MUMMALS

MUMMALS (MUltiple alignment with Multiple MAtch state models of Local Structure) is a program for constructing multiple alignment for protein sequences (Pei and Grishin, submitted). It implements complex hidden Markov models (HMMs) of pairwise alignment with multiple match states that capture local structural information. MUMMALS adopts a progressive alignment method that applies a probabilistic consistency-based scoring function similar to the one used in ProbCons (Do et al., 2005). First, a tree is built in a fast way based on a K-mer count method (Edgar, 2004). An initial alignment is built progressively guided by the tree with a simple sum-of-pairs scoring function. A second tree is then built with a UPGMA method based on sequence identities calculated from the initial alignment. The probabilistic consistency strategy is applied in the same way as in the ProbCons program (Do et al., 2005). For each sequence pair, the match probabilities of residue pairs are calculated using one of the HMMs listed below. These probability matrices are subject to consistency measure, which involves multiplications of the matrices. Finally MUMMALS progressively aligns the sequences guided by the second tree using the consistency-based scoring function.

In this web server, users have the option of selecting one of the five hidden Markov models listed below:

HMM_1_1_0: with only one match state to model any residue pair.

HMM_1_1_1: with 2 match states. One match state models residue pairs in core blocks, the other match state models residue pairs in unaligned (structurally divergent) regions.

HMM_1_3_1: with 4 match states. Residue pairs in core blocks are modeled by 3 match states corresponding to three secondary structure types (helix, strand and coil). Residue pairs in unaligned regions are modeled by 1 match state.

HMM_3_1_1: with 4 match states. Residue pairs in core blocks are modeled by 3 match states corresponding to three categories of relative sidechain solvent accessibility (<11.2, 11.2~51.7, and >51.7). Residue pairs in unaligned regions are modeled by 1 match state.

HMM_3_3_1: with 10 match states. Residue pairs in core blocks are modeled by 9 match states corresponding to combinations of three secondary structure types and three solvent accessibility categories. Residue pairs in unaligned regions are modeled by 1 match state.

Here are diagrams about HMM_1_1_0, HMM_1_1_1 and HMM_1_3_0.
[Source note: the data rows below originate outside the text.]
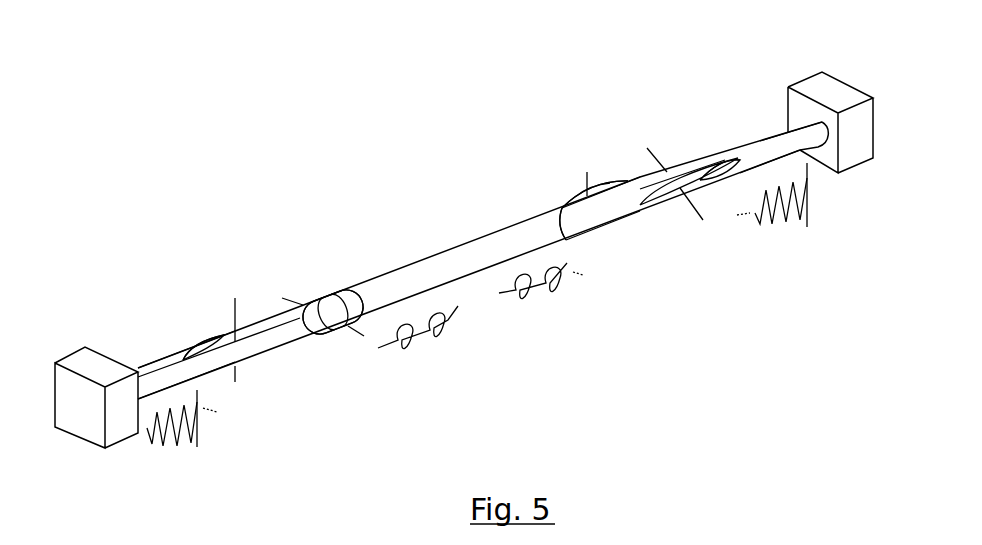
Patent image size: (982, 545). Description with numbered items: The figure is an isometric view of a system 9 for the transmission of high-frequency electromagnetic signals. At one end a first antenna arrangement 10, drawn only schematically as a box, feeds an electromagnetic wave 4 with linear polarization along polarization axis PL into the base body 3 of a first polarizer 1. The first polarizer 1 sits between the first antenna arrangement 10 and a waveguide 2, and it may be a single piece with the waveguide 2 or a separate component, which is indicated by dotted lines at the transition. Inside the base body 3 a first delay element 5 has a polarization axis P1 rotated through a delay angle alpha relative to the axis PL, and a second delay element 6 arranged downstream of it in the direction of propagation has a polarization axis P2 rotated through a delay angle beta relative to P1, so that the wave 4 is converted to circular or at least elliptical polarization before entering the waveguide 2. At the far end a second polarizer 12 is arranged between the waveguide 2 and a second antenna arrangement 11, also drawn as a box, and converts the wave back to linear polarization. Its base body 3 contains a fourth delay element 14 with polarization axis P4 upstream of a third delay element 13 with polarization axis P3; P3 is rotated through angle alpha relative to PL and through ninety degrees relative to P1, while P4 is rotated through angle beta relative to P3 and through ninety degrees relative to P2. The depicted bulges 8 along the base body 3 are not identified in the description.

The first polarizer 1 is at (180, 240).
The waveguide 2 is at (456, 236).
The base body 3 is at (160, 366).
The electromagnetic wave 4 is at (153, 447).
The first delay element 5 is at (216, 320).
The second delay element 6 is at (311, 284).
The bulges 8 is at (246, 330).
The system 9 is at (200, 137).
The first antenna arrangement 10 is at (85, 357).
The second antenna arrangement 11 is at (820, 80).
The second polarizer 12 is at (619, 83).
The third delay element 13 is at (679, 146).
The fourth delay element 14 is at (576, 182).
The polarization axis of the first delay element P1 is at (235, 372).
The polarization axis of the second delay element P2 is at (347, 340).
The polarization axis of the third delay element P3 is at (690, 198).
The polarization axis of the fourth delay element P4 is at (593, 227).
The polarization axis of the electromagnetic wave PL is at (200, 445).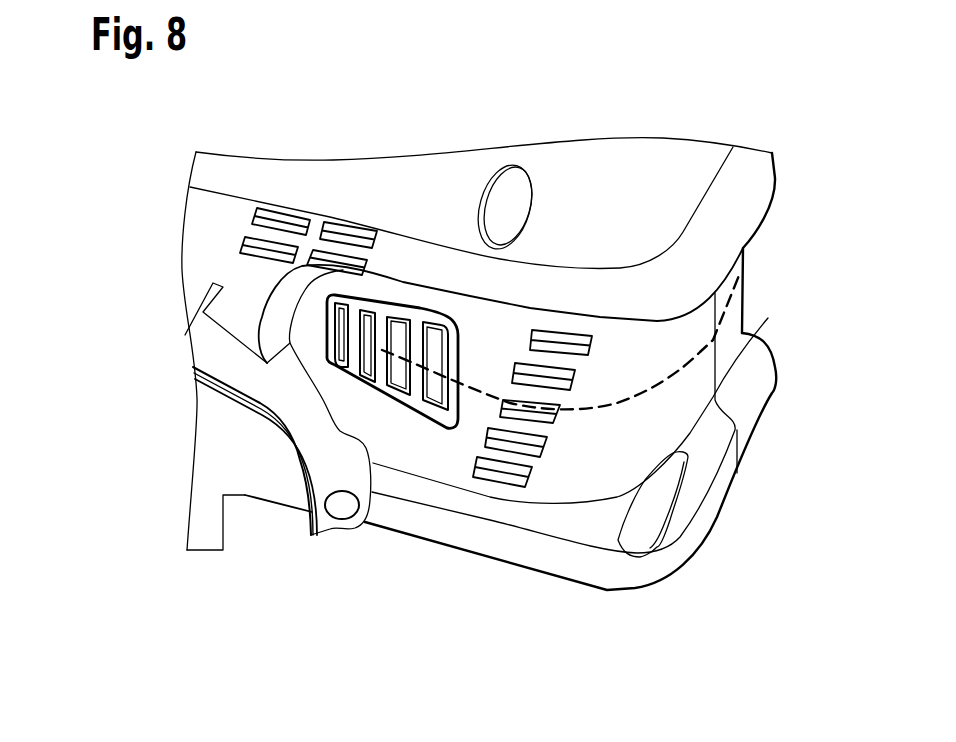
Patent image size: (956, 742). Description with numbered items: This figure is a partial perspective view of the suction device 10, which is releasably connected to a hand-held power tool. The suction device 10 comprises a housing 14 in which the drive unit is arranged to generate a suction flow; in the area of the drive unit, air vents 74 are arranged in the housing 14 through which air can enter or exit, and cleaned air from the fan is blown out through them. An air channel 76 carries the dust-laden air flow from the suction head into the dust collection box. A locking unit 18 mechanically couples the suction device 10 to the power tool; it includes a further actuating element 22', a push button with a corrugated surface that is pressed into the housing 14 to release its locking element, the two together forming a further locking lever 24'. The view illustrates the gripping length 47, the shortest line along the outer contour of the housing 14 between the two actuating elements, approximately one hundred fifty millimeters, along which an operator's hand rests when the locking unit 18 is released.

Running time order: HMM_1_1_0 < HMM_1_1_1 < HMM_1_3_1 ≈ HMM_3_1_1 < HMM_3_3_1

Alignment quality generally in the order: HMM_1_1_0 < HMM_1_1_1 < HMM_3_1_1 < HMM_1_3_1 ≈ HMM_3_3_1

HMM_1_3_1 is the default since it balances running time and alignment quality. The two best performing HMMs (HMM_1_3_1 and HMM_3_3_1) give on average slightly better results (several percent) than ProbCons (version 1.1), MAFFT (version 5.667) and MUSCLE (version 3.52) on several multiple alignment testing datasets (Pei and Grishin, submitted).

References

Do, C. B., Mahabhashyam, M. S., Brudno, M. and Batzoglou, S. (2005). ProbCons: Probabilistic consistency-based multiple sequence alignment. Genome Res 15, 330-340.
Edgar, R. C. (2004). MUSCLE: multiple sequence alignment with high accuracy and high throughput. Nucleic Acids Res 32, 1792-1797.
Katoh, K., Kuma, K., Toh, H., and Miyata, T. (2005). MAFFT version 5: improvement in accuracy of multiple sequence alignment. Nucleic Acids Res 33, 511-518.
Pei, J. and Grishin, N. V. (submitted). MUMMALS: multiple sequence alignment improved by using hidden Markov models with local structural information.